3) Commento su Lettera agli Ebrei 12, 4 - 7. 11 - 15
La prima lettura ci ricorda che anche noi, e molto facilmente, possiamo fermarci alle apparenze contrarie e non riconoscere l'intervento di Dio. Questo succede nelle difficoltà, nelle prove. Le prove giungono per tutti, credenti e non credenti, ma noi abbiamo l'impressione che per noi credenti non dovrebbero esserci, o almeno dovrebbero essere solo di un certo tipo... Ci sconcertano e facciamo molta fatica a riconoscervi la mano di Dio.

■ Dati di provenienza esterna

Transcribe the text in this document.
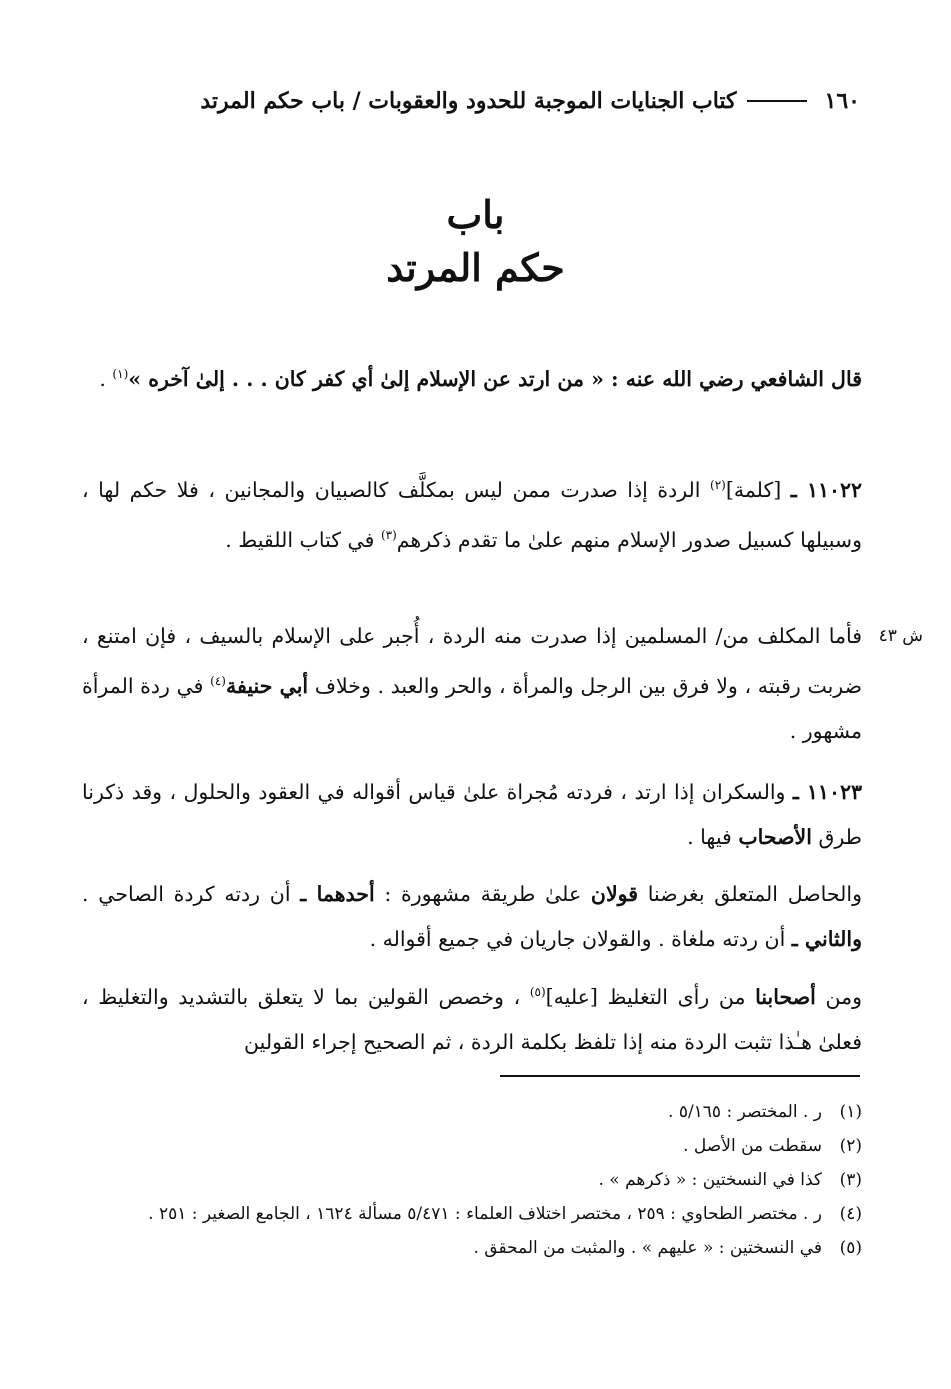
١٦٠
كتاب الجنايات الموجبة للحدود والعقوبات / باب حكم المرتد
باب
حكم المرتد
ش ٤٣
قال الشافعي رضي الله عنه : « من ارتد عن الإسلام إلىٰ أي كفر كان . . . إلىٰ آخره »$^{(١)}$ .
١١٠٢٢ ـ [كلمة]$^{(٢)}$ الردة إذا صدرت ممن ليس بمكلَّف كالصبيان والمجانين ، فلا حكم لها ، وسبيلها كسبيل صدور الإسلام منهم علىٰ ما تقدم ذكرهم$^{(٣)}$ في كتاب اللقيط .
فأما المكلف من/ المسلمين إذا صدرت منه الردة ، أُجبر على الإسلام بالسيف ، فإن امتنع ، ضربت رقبته ، ولا فرق بين الرجل والمرأة ، والحر والعبد . وخلاف أبي حنيفة$^{(٤)}$ في ردة المرأة مشهور .
١١٠٢٣ ـ والسكران إذا ارتد ، فردته مُجراة علىٰ قياس أقواله في العقود والحلول ، وقد ذكرنا طرق الأصحاب فيها .
والحاصل المتعلق بغرضنا قولان علىٰ طريقة مشهورة : أحدهما ـ أن ردته كردة الصاحي . والثاني ـ أن ردته ملغاة . والقولان جاريان في جميع أقواله .
ومن أصحابنا من رأى التغليظ [عليه]$^{(٥)}$ ، وخصص القولين بما لا يتعلق بالتشديد والتغليظ ، فعلىٰ هـٰذا تثبت الردة منه إذا تلفظ بكلمة الردة ، ثم الصحيح إجراء القولين
(١)
ر . المختصر : ٥/١٦٥ .
(٢)
سقطت من الأصل .
(٣)
كذا في النسختين : « ذكرهم » .
(٤)
ر . مختصر الطحاوي : ٢٥٩ ، مختصر اختلاف العلماء : ٥/٤٧١ مسألة ١٦٢٤ ، الجامع الصغير : ٢٥١ .
(٥)
في النسختين : « عليهم » . والمثبت من المحقق .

La Scrittura ci insegna ad andare al di là delle circostanze, che ci sembrano sempre strane, penose, per riconoscere in esse la presenza di Dio che vuoi operare e per questo ha bisogno che noi ci apriamo alla sua azione. "Figlio mio, non disprezzare la correzione del Signore e non ti perdere d'animo quando sei ripreso da lui; perché il Signore corregge colui che egli ama e sferza chiunque riconosce come figlio", diceva già il libro dei Proverbi. E l'autore della lettera agli Ebrei lo ricorda ai cristiani per ammonirli: "Tutto ciò che state soffrendo è una correzione; non prendetelo semplicemente come una difficoltà!". Si tratti di malattie, o di difficoltà nei rapporti interpersonali, o di fallimenti in ciò che facciamo per il Signore, prendere le cose semplicemente nel loro aspetto esterno è mancanza di fede. "E per la vostra correzione che voi soffrite Dio vi tratta come figli". C'è una relazione con Dio che dobbiamo riconoscere, una intenzione di Dio alla quale dobbiamo corrispondere nella fede. Allora cambia tutto. La prova è illuminata dall'interno e invece di essere semplicemente un motivo di sofferenza diventa una occasione per sentirci in relazione più diretta con Dio: Dio si interessa di noi. Quando si è provati si ha invece l'impressione contraria: Dio ci abbandona, non pensa più a noi, ci lascia in una situazione che non corrisponde al nostro essere figli suoi... E la verità è proprio il contrario di tutto questo. Invece di lamentarci dovremmo essere contenti, perché Dio si interessa di noi: "Dio vi tratta come figli; e qual è il figlio che non è corretto dal padre?".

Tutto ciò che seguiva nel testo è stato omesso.